Neural correlates of chronic pain in chronic pancreatitis
Project Leader: Dr Sarah Waldman, Academic Clinical Fellow
Sarah is working on a project entitled ‘A case-controlled arterial spin labelling study to investigate the neural correlates of chronic pain in patients with chronic pancreatitis’.
People with chronic pancreatitis often suffer from severe and intractable pain which responds poorly to traditional analgesia. The severity of the pain does not correlate with the severity of the disease, and some patients even report continued pain after the pancreas is removed.
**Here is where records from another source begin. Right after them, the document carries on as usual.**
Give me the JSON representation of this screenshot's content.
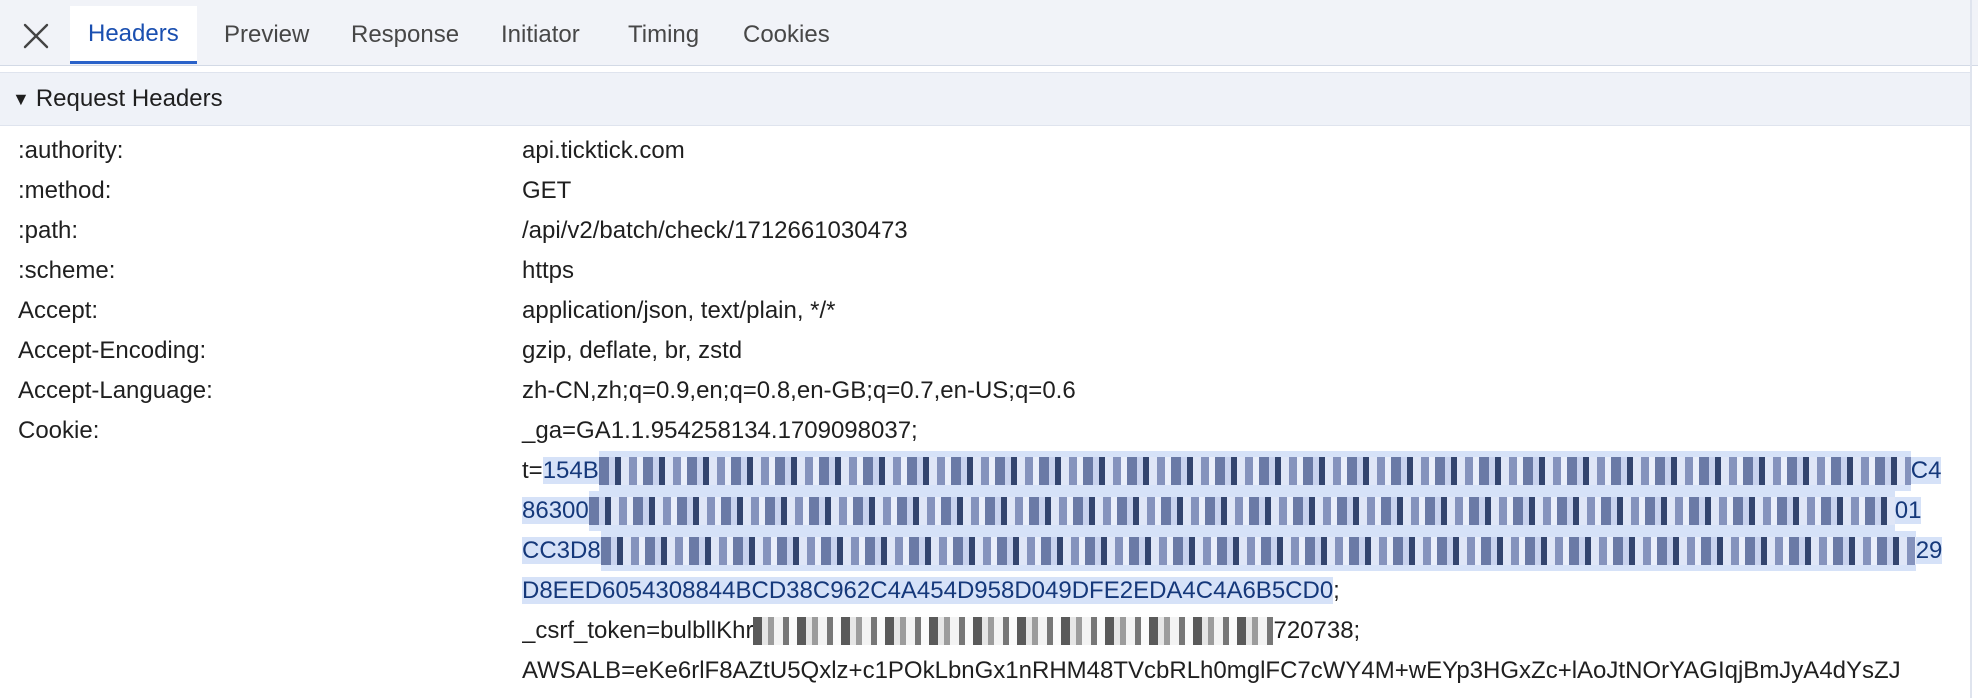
{
  "tabs": {
    "close_icon": "close-icon",
    "items": [
      "Headers",
      "Preview",
      "Response",
      "Initiator",
      "Timing",
      "Cookies"
    ],
    "active": "Headers"
  },
  "section": {
    "toggle": "▼",
    "title": "Request Headers"
  },
  "headers": [
    {
      "name": ":authority:",
      "value": "api.ticktick.com"
    },
    {
      "name": ":method:",
      "value": "GET"
    },
    {
      "name": ":path:",
      "value": "/api/v2/batch/check/1712661030473"
    },
    {
      "name": ":scheme:",
      "value": "https"
    },
    {
      "name": "Accept:",
      "value": "application/json, text/plain, */*"
    },
    {
      "name": "Accept-Encoding:",
      "value": "gzip, deflate, br, zstd"
    },
    {
      "name": "Accept-Language:",
      "value": "zh-CN,zh;q=0.9,en;q=0.8,en-GB;q=0.7,en-US;q=0.6"
    },
    {
      "name": "Cookie:",
      "value": "_ga=GA1.1.954258134.1709098037;"
    }
  ],
  "cookie": {
    "t_line1_prefix": "t=",
    "t_line1_sel_start": "154B",
    "t_line1_end": "C4",
    "t_line2_start": "86300",
    "t_line2_end": "01",
    "t_line3_start": "CC3D8",
    "t_line3_end": "29",
    "t_line4": "D8EED6054308844BCD38C962C4A454D958D049DFE2EDA4C4A6B5CD0",
    "t_line4_suffix": ";",
    "csrf_start": "_csrf_token=bulbllKhr",
    "csrf_end": "720738;",
    "awsalb": "AWSALB=eKe6rlF8AZtU5Qxlz+c1POkLbnGx1nRHM48TVcbRLh0mglFC7cWY4M+wEYp3HGxZc+lAoJtNOrYAGIqjBmJyA4dYsZJ"
  },
  "colors": {
    "accent": "#1a4fb0",
    "selection": "#d6e2f8",
    "tabbar_bg": "#f1f3f8"
  }
}
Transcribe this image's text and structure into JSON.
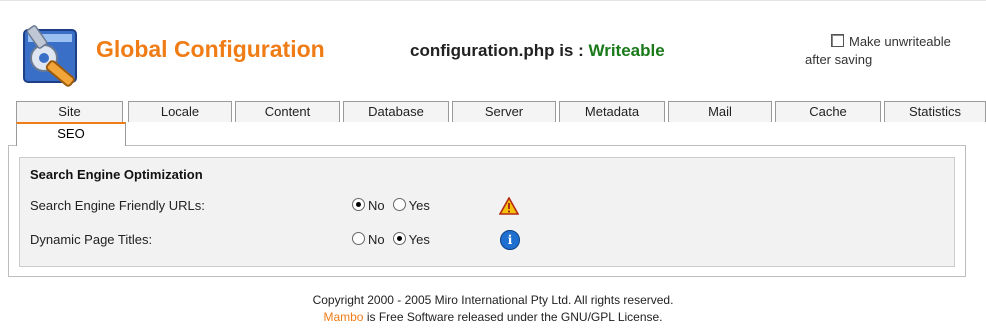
{
  "header": {
    "title": "Global Configuration",
    "file_status_prefix": "configuration.php is : ",
    "file_status_value": "Writeable",
    "unwriteable_label_line1": "Make unwriteable",
    "unwriteable_label_line2": "after saving",
    "unwriteable_checked": false
  },
  "tabs": [
    {
      "label": "Site"
    },
    {
      "label": "Locale"
    },
    {
      "label": "Content"
    },
    {
      "label": "Database"
    },
    {
      "label": "Server"
    },
    {
      "label": "Metadata"
    },
    {
      "label": "Mail"
    },
    {
      "label": "Cache"
    },
    {
      "label": "Statistics"
    }
  ],
  "active_tab": {
    "label": "SEO"
  },
  "section": {
    "title": "Search Engine Optimization",
    "rows": [
      {
        "label": "Search Engine Friendly URLs:",
        "options": [
          "No",
          "Yes"
        ],
        "selected": "No",
        "icon": "warning-icon"
      },
      {
        "label": "Dynamic Page Titles:",
        "options": [
          "No",
          "Yes"
        ],
        "selected": "Yes",
        "icon": "info-icon"
      }
    ]
  },
  "footer": {
    "line1": "Copyright 2000 - 2005 Miro International Pty Ltd. All rights reserved.",
    "line2_link": "Mambo",
    "line2_rest": " is Free Software released under the GNU/GPL License."
  },
  "colors": {
    "accent": "#f07c16",
    "writeable": "#1a7a1a",
    "info": "#1e6fd0",
    "warning": "#f4c20d"
  }
}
It is likely that central neurological mechanisms are involved in the altered perception and maintenance of this pain.
Sarah is recruiting patients with chronic pancreatitis, some of whom have severe pain and some of whom have very little. These participants are undergoing structural and functional brain imaging using MRI to determine the areas of the brain that are activated at rest and during painful stimulation, as well as any structural differences that may exist when compared to healthy control subjects. Participants are also providing information about their pain, and about physical, social and psychological features that may influence it.
By gaining a better understanding of the mechanisms involved in chronic pain in this group, Sarah hopes that it will be possible to provide more effective treatment to patients at the optimum time, in order to decrease the impact of their disease on everyday life.